The main limitation of this study is its small sample size because of which clinically significant difference in clinical outcomes could not be seen probably. Also, we could not compare ongoing pregnancy rate and live birth rate between the groups.
CONCLUSION
In conclusion, in terms of the number of MII oocytes retrieved, top-quality embryos in normal responders, a dual-trigger approach seems superior to an hCG trigger alone. Future randomized controlled trials in large cohorts and meta-analyses are needed to clarify the exact impact of dual trigger on clinical outcomes in normal responders undergoing ART cycles.
Financial support and sponsorship
Nil.
Conflicts of interest
There are no conflicts of interest.
Commentary
First IVF baby was born in the year 1978. Over the last 44 years, there have been constant attempts to make IVF simpler, improve the success rates, and also to reduce the treatment burden.
In past, studies had been concentrating on getting ovarian stimulation right, but last decade had seen interest in optimising luteal phase.
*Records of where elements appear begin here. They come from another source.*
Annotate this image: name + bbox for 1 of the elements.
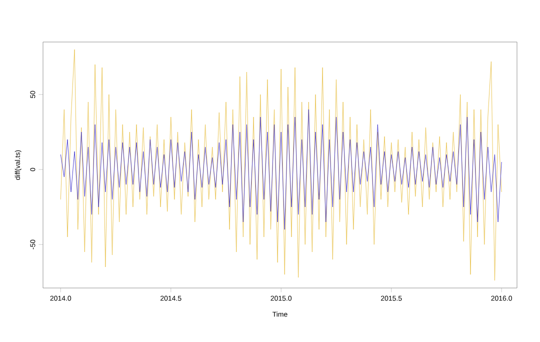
line-series bbox=[60, 109, 502, 230]
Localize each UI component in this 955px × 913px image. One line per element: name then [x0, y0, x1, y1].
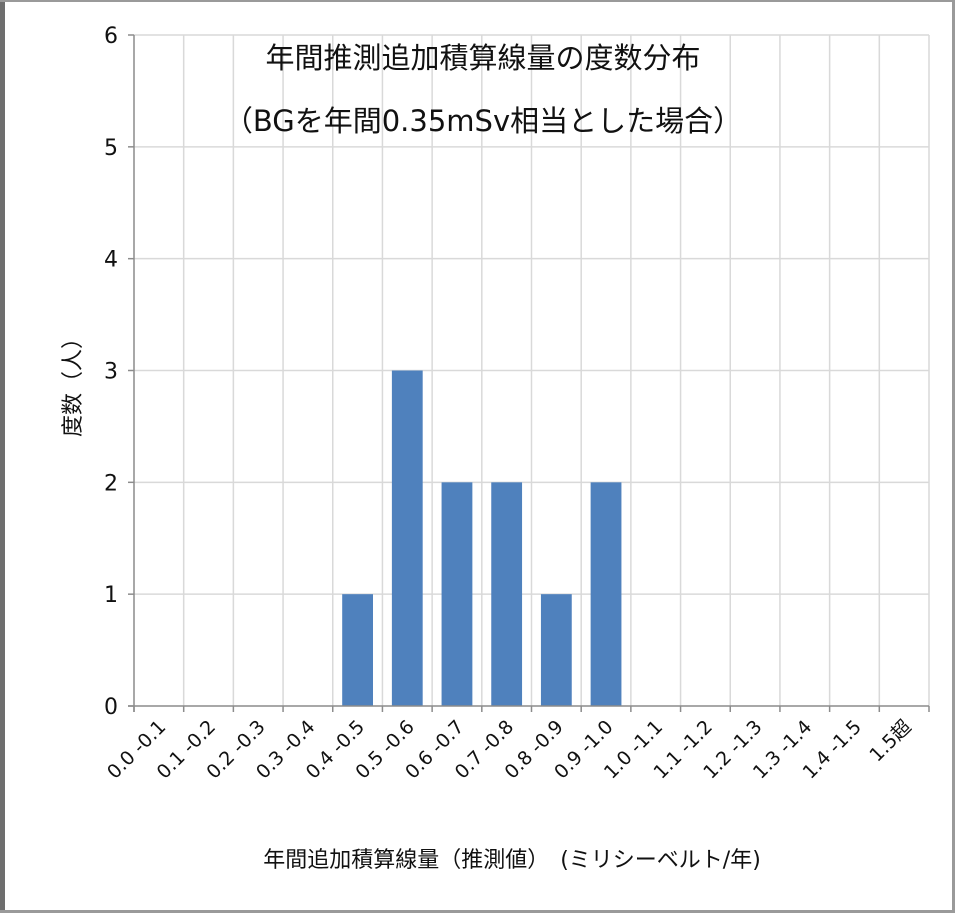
y-axis-title: 度数（人） [61, 327, 86, 437]
bar [441, 482, 473, 706]
right-border [952, 0, 955, 913]
x-tick-labels: 0.0 -0.10.1 -0.20.2 -0.30.3 -0.40.4 -0.5… [103, 716, 916, 783]
x-tick-label: 1.5超 [865, 716, 915, 766]
bar [342, 594, 373, 706]
x-axis-title: 年間追加積算線量（推測値） (ミリシーベルト/年) [263, 848, 761, 873]
chart-title: 年間推測追加積算線量の度数分布 [265, 41, 700, 75]
grid-lines [134, 34, 930, 706]
left-border [0, 0, 5, 913]
y-tick-label: 3 [104, 360, 118, 385]
bar [540, 594, 572, 706]
bottom-border [0, 910, 955, 913]
bar [391, 370, 423, 706]
bars [342, 370, 622, 706]
chart-subtitle: （BGを年間0.35mSv相当とした場合） [224, 104, 742, 138]
y-tick-label: 6 [104, 24, 118, 49]
bar [590, 482, 622, 706]
y-tick-label: 2 [104, 471, 118, 496]
axes [128, 34, 930, 712]
top-border [0, 0, 955, 2]
y-tick-label: 4 [104, 248, 118, 273]
y-tick-label: 0 [104, 695, 118, 720]
y-tick-label: 5 [104, 136, 118, 161]
bar [491, 482, 523, 706]
y-tick-label: 1 [104, 583, 118, 608]
y-tick-labels: 0 1 2 3 4 5 6 [104, 24, 118, 720]
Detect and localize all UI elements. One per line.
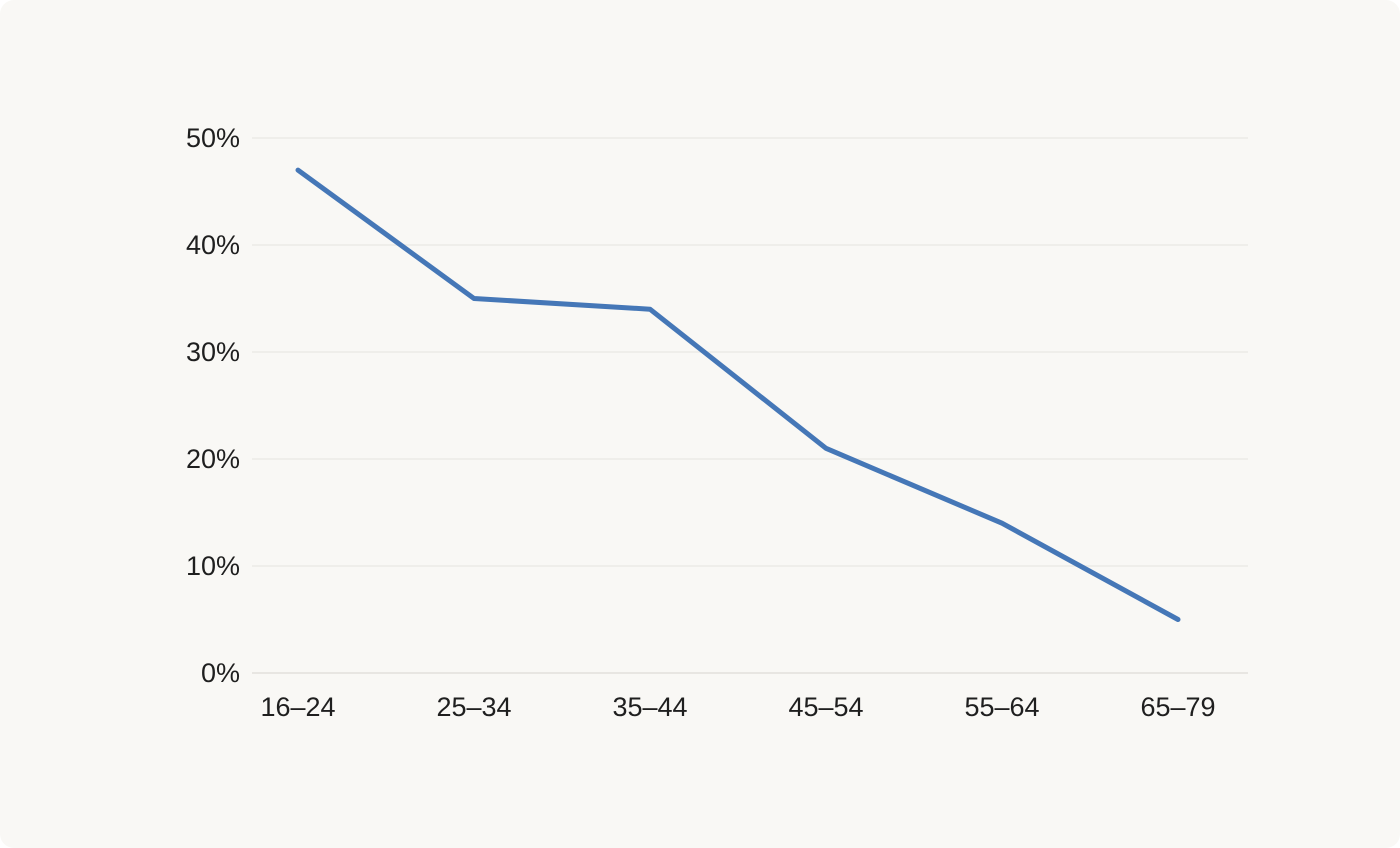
y-axis-tick-label: 0% xyxy=(201,658,240,688)
x-axis-tick-label: 55–64 xyxy=(964,692,1039,722)
x-axis-tick-label: 45–54 xyxy=(788,692,863,722)
data-line-series xyxy=(295,167,1181,622)
y-axis-tick-label: 30% xyxy=(186,337,240,367)
x-axis-tick-label: 65–79 xyxy=(1140,692,1215,722)
y-axis-tick-label: 50% xyxy=(186,123,240,153)
x-axis-tick-label: 25–34 xyxy=(436,692,511,722)
y-axis-tick-label: 20% xyxy=(186,444,240,474)
x-axis-tick-label: 16–24 xyxy=(260,692,335,722)
y-axis-tick-label: 40% xyxy=(186,230,240,260)
y-axis-tick-label: 10% xyxy=(186,551,240,581)
x-axis-tick-label: 35–44 xyxy=(612,692,687,722)
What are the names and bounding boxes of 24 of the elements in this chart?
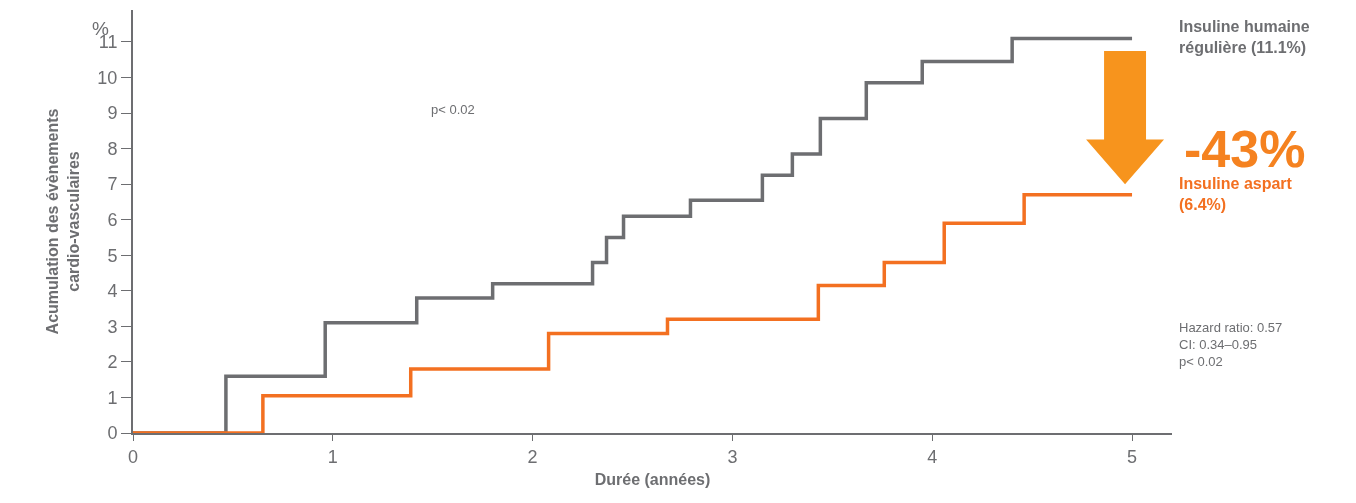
y-tick-label: 4 (107, 281, 118, 302)
x-tick-label: 5 (1127, 446, 1138, 467)
text: -43% (1184, 120, 1306, 178)
x-tick-label: 0 (127, 446, 139, 467)
text: Insuline aspart (6.4%) (1179, 175, 1293, 213)
y-tick-label: 2 (107, 352, 118, 373)
y-tick-label: 9 (107, 103, 118, 124)
y-tick-label: 6 (107, 210, 118, 231)
y-tick-label: 0 (107, 423, 118, 444)
x-axis-title: Durée (années) (594, 470, 711, 488)
text: Insuline humaine régulière (11.1%) (1179, 18, 1310, 56)
x-tick-label: 1 (327, 446, 338, 467)
y-tick-label: 3 (107, 316, 118, 337)
y-tick-label: 7 (107, 174, 118, 195)
x-tick-label: 2 (527, 446, 538, 467)
x-tick-label: 4 (927, 446, 938, 467)
y-tick-label: 1 (107, 387, 118, 408)
text: Hazard ratio: 0.57 CI: 0.34–0.95 p< 0.02 (1179, 320, 1283, 369)
x-tick-label: 3 (727, 446, 738, 467)
y-axis-title: Acumulation des évènements cardio-vasculaires (43, 108, 82, 335)
annotation: p< 0.02 (431, 102, 475, 117)
y-tick-label: 5 (107, 245, 118, 266)
y-tick-label: 8 (107, 138, 118, 159)
y-tick-label: 10 (97, 67, 118, 88)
There have been attempts to reduce the complications such as ovarian hyperstimulation syndrome (OHSS). While GnRH agonist trigger was started to prevent OHSS, very quickly it was realised that this alone was not sufficient, and we need to add something to maintain the success rates. Addition of low dose Human chorionic gonadotropin (HCG) on day of egg collection was then started.
As every step in long process of IVF is important and any outcome will be as good as the weakest link. Recently attention has been given to the trigger injections to improve the number of oocytes. This study joins a number of recently published studies which compare the outcomes after giving trigger injection with HCG alone versus HCG and GnRHagonists (dual trigger). Theoretical basis is the improvement in endogenous Follicle stimulating hormone (FSH) and LH by GnRHagonists with adds to activity of HCG.
Although this is a very small trial with no appropriate sample size calculation, it suggests that there is no difference in live birth outcomes in the two groups. It is hard to draw definite conclusions as numbers are too small and there is no cost-effectiveness analysis.
Following pandemic and in current economic climate, we are all required to deliver more with less rather than same with more. Hence, we should be looking at reducing rather than increasing the number of injections. So, this study provides some reassurances that one injection is as good. Although conclusion is misleading in quoting that number of Metaphase II (MII) and top-quality embryo is increased as study is not powered to assess this.
What we need is an agreed dose of HCG and GnRHagonists with appropriate sample size, economic evaluation alongside clinical evaluation to be able to reach at definite conclusions. At the same time this study provides a pilot to build a definitive trial.
Dr. Abha Maheshwari, Consultant reproductive medicine, Honorary Professor, Aberdeen Maternity Hospital, Aberdeen, UK.